Схватили мешки – раз, им под ноги! И старуху легонько выложили, – вся в муке!

«Ну только… – тут уж весь народ вступился, – у ней внучки-сироты голодают, имейте это в виду!..»

«Ладно, – говорят, – в протокол запишем, дело разберем».

Записали в протокол, что собственной смертью померла. Были, которые настаивали, – запишите, что от горя померла, муку у ней рвали… сами свидетели!..
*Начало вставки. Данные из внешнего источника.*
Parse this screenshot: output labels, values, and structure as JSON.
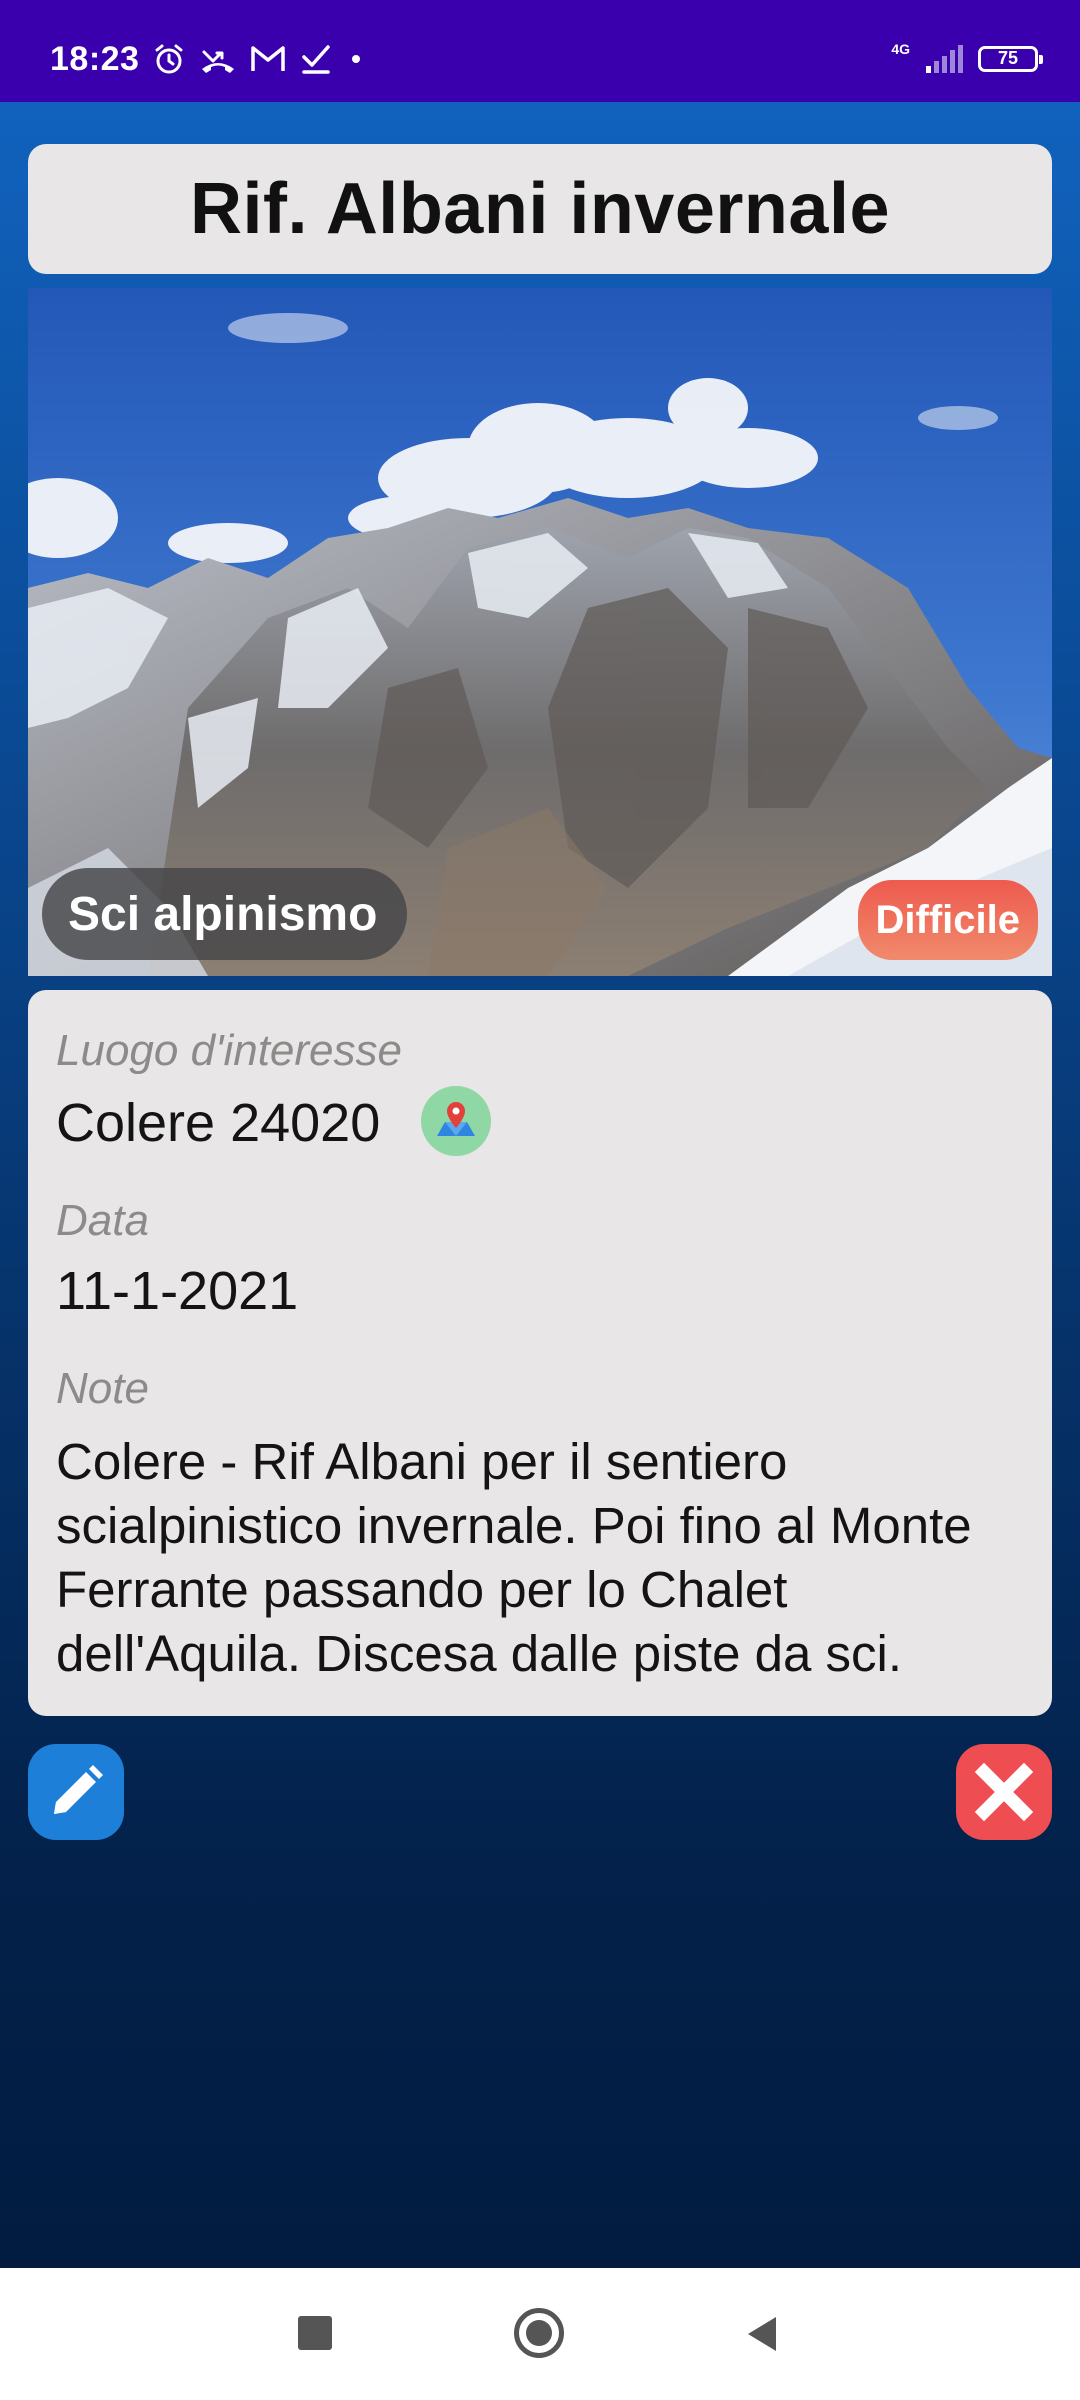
{
  "status_bar": {
    "time": "18:23",
    "network": "4G",
    "battery": "75",
    "left_icons": [
      "alarm-icon",
      "missed-call-icon",
      "gmail-icon",
      "task-done-icon",
      "dot-icon"
    ]
  },
  "excursion": {
    "title": "Rif. Albani invernale",
    "category": "Sci alpinismo",
    "difficulty": "Difficile"
  },
  "details": {
    "location_label": "Luogo d'interesse",
    "location_value": "Colere 24020",
    "date_label": "Data",
    "date_value": "11-1-2021",
    "notes_label": "Note",
    "notes_value": "Colere - Rif Albani per il sentiero scialpinistico invernale. Poi fino al Monte Ferrante passando per lo Chalet dell'Aquila. Discesa dalle piste da sci."
  },
  "actions": {
    "edit_icon": "pencil-icon",
    "delete_icon": "close-icon"
  },
  "colors": {
    "status_bar": "#3a00ad",
    "card_bg": "#e8e6e6",
    "edit_button": "#1d7fd8",
    "delete_button": "#ee4d52",
    "difficulty_badge": "#ee5a4e"
  }
}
«Ну, вы нас не учите! – говорят. – В свидетели хотите?.. Слазьте!..»

Насилу от них отбились.

«Муку дошлем», – говорят.

Пошел поезд. А уж там – дослали, нет ли – неизвестно.

Июнь 1924 г.

Ланды

Примечания

  1. Казёнка – неотапливаемый чулан в избе.
  2. Па́тошный. – Имеется в виду завод, на котором варят патоку – жидкий сахар. Патока могла производиться из картофеля, винограда, арбузов и т. п. и являлась лакомством.
  3. Податно́й инспектор – чиновник податной инспекции, которая собирала налоги с имущества мещан и крестьян (податных сословий). И. С. Шмелев служил податным инспектором при Владимирской казенной палате до 1907 г.
  4. Казаки́н – верхняя одежда; однобортный, на крючках полукафтан со стоячим воротником и со сборками сзади.
  5. Пуд – русская мера веса, равная 16,3 кг.
  6. Тра́фься (от «трафить») – совершать что-нибудь удачно, ловко. Здесь: делать как кто-то, повторять за кем-то.